Refer to chapter 51.04 RCW.
However, because the standard used by DLI requires only that the patient “return to work” and tort laws (the third-party standard) allow the patient to seek treatment until “returned to pre-accident condition,” the provider may request reimbursement for visits beyond the treatment cutoff date imposed by DLI.
A health care provider is treating a patient involved in three separate motor vehicle accidents. The health care provider has a thick file for the treatment related to each accident. An attorney represents the doctor’s patient, but only for two of the three accidents. The attorney sent a written request to the doctor for copies of all three files. The health care provider called the attorney and advised that is was going to be expensive to copy all the records, but the attorney insisted that copies be made of all three files and agreed to promptly remit payment of the bill. The health care provider copied the records, sent them to the attorney, and submitted a bill for copying the records. The health care provider charged a $16.00 administrative fee for each of the three files plus an appropriate per-page amount. The attorney says that the provider may charge only one clerical fee per patient per request.
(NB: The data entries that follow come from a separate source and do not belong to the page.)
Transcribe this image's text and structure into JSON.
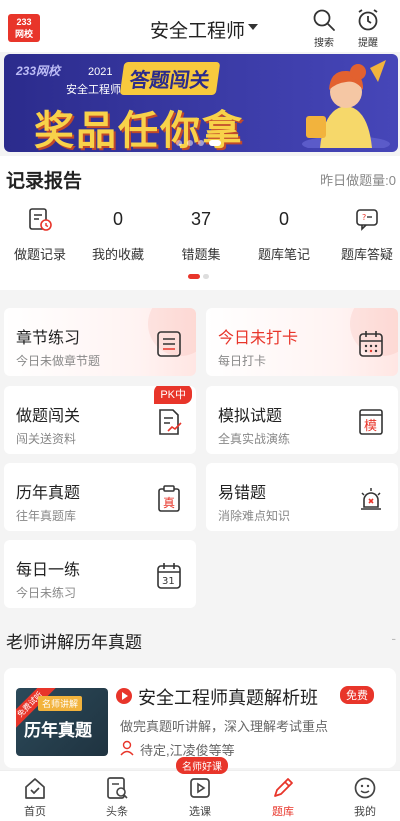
{
  "header": {
    "logo_top": "233",
    "logo_bottom": "网校",
    "title": "安全工程师",
    "search_label": "搜索",
    "remind_label": "提醒"
  },
  "banner": {
    "logo_text": "233网校",
    "year": "2021",
    "subtitle": "安全工程师",
    "tag": "答题闯关",
    "headline": "奖品任你拿"
  },
  "records": {
    "title": "记录报告",
    "yesterday": "昨日做题量:0",
    "items": [
      {
        "label": "做题记录",
        "icon": "history-icon"
      },
      {
        "label": "我的收藏",
        "value": "0"
      },
      {
        "label": "错题集",
        "value": "37"
      },
      {
        "label": "题库笔记",
        "value": "0"
      },
      {
        "label": "题库答疑",
        "icon": "qa-icon"
      }
    ]
  },
  "cards": [
    {
      "title": "章节练习",
      "sub": "今日未做章节题",
      "icon": "list-icon"
    },
    {
      "title": "今日未打卡",
      "sub": "每日打卡",
      "icon": "calendar-icon"
    },
    {
      "title": "做题闯关",
      "sub": "闯关送资料",
      "icon": "chart-doc-icon",
      "badge": "PK中"
    },
    {
      "title": "模拟试题",
      "sub": "全真实战演练",
      "icon": "mock-exam-icon",
      "icon_char": "模"
    },
    {
      "title": "历年真题",
      "sub": "往年真题库",
      "icon": "real-exam-icon",
      "icon_char": "真"
    },
    {
      "title": "易错题",
      "sub": "消除难点知识",
      "icon": "alarm-icon"
    },
    {
      "title": "每日一练",
      "sub": "今日未练习",
      "icon": "calendar-31-icon",
      "icon_char": "31"
    }
  ],
  "teacher": {
    "title": "老师讲解历年真题",
    "dash": "-",
    "course": {
      "ribbon": "免费试听",
      "thumb_tag": "名师讲解",
      "thumb_main": "历年真题",
      "name": "安全工程师真题解析班",
      "free": "免费",
      "desc": "做完真题听讲解，深入理解考试重点",
      "teachers": "待定,江凌俊等等"
    }
  },
  "tabs": [
    {
      "label": "首页",
      "icon": "home-icon"
    },
    {
      "label": "头条",
      "icon": "news-icon"
    },
    {
      "label": "选课",
      "icon": "course-icon",
      "badge": "名师好课"
    },
    {
      "label": "题库",
      "icon": "question-bank-icon",
      "active": true
    },
    {
      "label": "我的",
      "icon": "profile-icon"
    }
  ],
  "colors": {
    "accent": "#e8352a",
    "banner": "#2b2b8c",
    "gold": "#f8d24a"
  }
}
Answer: The attorney is correct. A provider is limited to only one $16.00 clerical/administrative fee for copying a patient’s records, regardless of the number of files involved. However, the duplication rate of 69¢ for the first thirty pages and 53¢ for each page thereafter still applies to the total number pages, just as if they were all in one file.
The PIP adjuster states that he does not have to pay for chart notes from a health care provider treating one of their insureds, and the provider is required to send those records each time a bill is submitted.
Answer: Neither one of these statements is true. Practically speaking, however, some providers advise us that sending chart notes expedites payment of the treatment bill.
Moreover, any patient, attorney, health care insurer, or automobile insurer requesting records from a health care provider is governed by the Uniform Health Care Information Act which allows a maximum charge of $16.00 for clerical searching and handling, plus a maximum 69¢ per page for the first thirty pages of records and a maximum 53¢ per page after the thirtieth page. Washington Administrative Code 246-08-400 governs this. Any health care insurer or automobile insurer claiming that the doctor is responsible for providing records in order to have their bill paid should put that position in writing and send it to the provider. The provider should also ask for a copy of the law or insurance policy upon which this position is based. If the problem persists with a specific adjuster, request the name of the adjuster’s supervisor and discuss the matter directly with him or her. If this provides no relief, the matter should be reported to the Washington State Insurance Commissioner’s office.
I hope this article helps many of you through the daily “challenges” of handling personal injury claims. Usually, laws are already in place that regulate many insurance company practices with which health care providers struggle. Sharing information is the key. We consider it a privilege to represent your personal injury patients, and will continue to work with you to ensure just results.